Posted: Jul 31, 08 8:49am
My therapist had me write about a time in my life when I felt really strong; when I made my own rules, and was happy because of it. As I wrote, I noticed I kept going back to when I was 15-19 years old. I was a hippy. By the time my essay was done, I realized I still am.
As a child, I was constantly squeezed and confined by my parents, teachers, pastor. I didn't see any way out. By the time I was 15, I had been lifted up and out by first The Beatles, The Stones, many others, and finally and forever, Dylan.

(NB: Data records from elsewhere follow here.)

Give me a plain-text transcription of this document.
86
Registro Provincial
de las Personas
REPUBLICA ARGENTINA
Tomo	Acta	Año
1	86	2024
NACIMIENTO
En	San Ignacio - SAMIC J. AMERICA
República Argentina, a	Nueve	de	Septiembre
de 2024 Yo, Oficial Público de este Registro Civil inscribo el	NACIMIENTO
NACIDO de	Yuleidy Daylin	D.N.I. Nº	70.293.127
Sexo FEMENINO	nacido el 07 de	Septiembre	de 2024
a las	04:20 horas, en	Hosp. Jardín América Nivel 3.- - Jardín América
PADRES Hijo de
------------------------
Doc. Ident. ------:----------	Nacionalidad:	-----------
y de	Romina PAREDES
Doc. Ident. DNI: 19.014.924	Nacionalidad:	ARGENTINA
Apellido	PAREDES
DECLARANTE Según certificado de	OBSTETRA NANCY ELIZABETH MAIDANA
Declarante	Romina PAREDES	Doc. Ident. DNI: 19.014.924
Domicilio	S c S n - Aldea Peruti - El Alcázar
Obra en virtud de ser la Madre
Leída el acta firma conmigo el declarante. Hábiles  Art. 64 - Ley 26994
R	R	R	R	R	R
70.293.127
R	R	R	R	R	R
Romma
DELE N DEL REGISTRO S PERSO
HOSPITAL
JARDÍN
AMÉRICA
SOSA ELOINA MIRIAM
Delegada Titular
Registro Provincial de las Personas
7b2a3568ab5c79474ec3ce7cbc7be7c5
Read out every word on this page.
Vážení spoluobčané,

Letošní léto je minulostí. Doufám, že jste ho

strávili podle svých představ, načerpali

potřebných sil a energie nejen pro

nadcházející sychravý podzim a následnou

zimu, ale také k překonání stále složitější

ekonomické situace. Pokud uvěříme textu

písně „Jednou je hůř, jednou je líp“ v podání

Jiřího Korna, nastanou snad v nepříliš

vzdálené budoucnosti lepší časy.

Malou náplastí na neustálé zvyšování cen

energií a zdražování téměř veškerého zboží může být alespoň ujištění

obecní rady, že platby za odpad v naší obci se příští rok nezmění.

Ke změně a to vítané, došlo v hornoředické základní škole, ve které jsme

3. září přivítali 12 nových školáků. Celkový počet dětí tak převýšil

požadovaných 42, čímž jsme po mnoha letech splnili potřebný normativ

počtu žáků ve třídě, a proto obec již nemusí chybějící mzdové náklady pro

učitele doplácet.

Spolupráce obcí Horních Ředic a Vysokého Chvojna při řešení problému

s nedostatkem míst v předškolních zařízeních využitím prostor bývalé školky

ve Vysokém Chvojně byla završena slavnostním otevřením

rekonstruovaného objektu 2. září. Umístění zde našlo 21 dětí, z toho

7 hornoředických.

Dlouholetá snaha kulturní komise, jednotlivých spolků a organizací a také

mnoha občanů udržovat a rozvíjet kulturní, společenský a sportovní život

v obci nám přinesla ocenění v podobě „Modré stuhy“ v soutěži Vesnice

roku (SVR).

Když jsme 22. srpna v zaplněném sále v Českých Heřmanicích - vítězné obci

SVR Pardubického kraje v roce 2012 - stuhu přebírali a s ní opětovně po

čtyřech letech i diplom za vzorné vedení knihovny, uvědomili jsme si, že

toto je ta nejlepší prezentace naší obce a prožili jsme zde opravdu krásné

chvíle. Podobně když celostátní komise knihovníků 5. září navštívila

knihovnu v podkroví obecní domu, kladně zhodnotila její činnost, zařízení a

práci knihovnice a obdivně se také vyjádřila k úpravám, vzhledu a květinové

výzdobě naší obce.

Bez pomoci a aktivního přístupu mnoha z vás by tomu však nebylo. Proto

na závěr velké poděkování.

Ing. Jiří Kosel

I made my first good friend near the end of the school year in 6th grade. She took me under her wing. Together we read album covers and liner notes, about Haight-Asbury. We looked for and read about civil rights and war protests. We grew out our hair, bought the appropriate clothes, and started our own little protests. We got my friend's big sister to drive us to our town's one and only Head Shop at the time, and you know what we bought there...also posters, incense, love beads, etc.
My parents were not happy, but I was giving rational sass back to their diatribes. I knew I was intellegent, but had never used it for my life before. They literally didn't know what to do, so they nearly stopped doing anything. They didn't stop completely though, and when they finally decided on a course of action, I had to run away. That's another story.
My circle of friends grew. We knew each other well. We gathered in a certain park when the weather was good, and inside those old houses (you know the ones) when it was bad. We talked issues. We got high. We laughed. There was a lot of sex, and a lot of music. In my circle of friends, no one took advantage of another, and there was never any violence. We did share whatever we had with each other. At night we went to where the music was live, and it was SO good.
I knew my mind. I could think, and draw conclusions. I took care of myself and my friends. I was never afraid to take the stand of giving a damn about human rights, and I was loud about it. Some things changed for the better in our town.
When did it all stop? It came to a screeching halt when I had a baby to take care of. I didn't just kiss ass, I went from job interview to job interview actively looking for ass to kiss. I was lucky to find a good job, and I bent in so many ways to keep it.
Life went on, and the long and winding road took me to some good, and some VERY bad places. I got lucky again when I crossed paths with an old friend from that original circle, my husband of 32 years now.
I am feeling some of that old strength returning. My rebellious nature has re-awakened, and wants to roar. Of course it can't be like it was when I was young. That's okay. Have computer, will blog.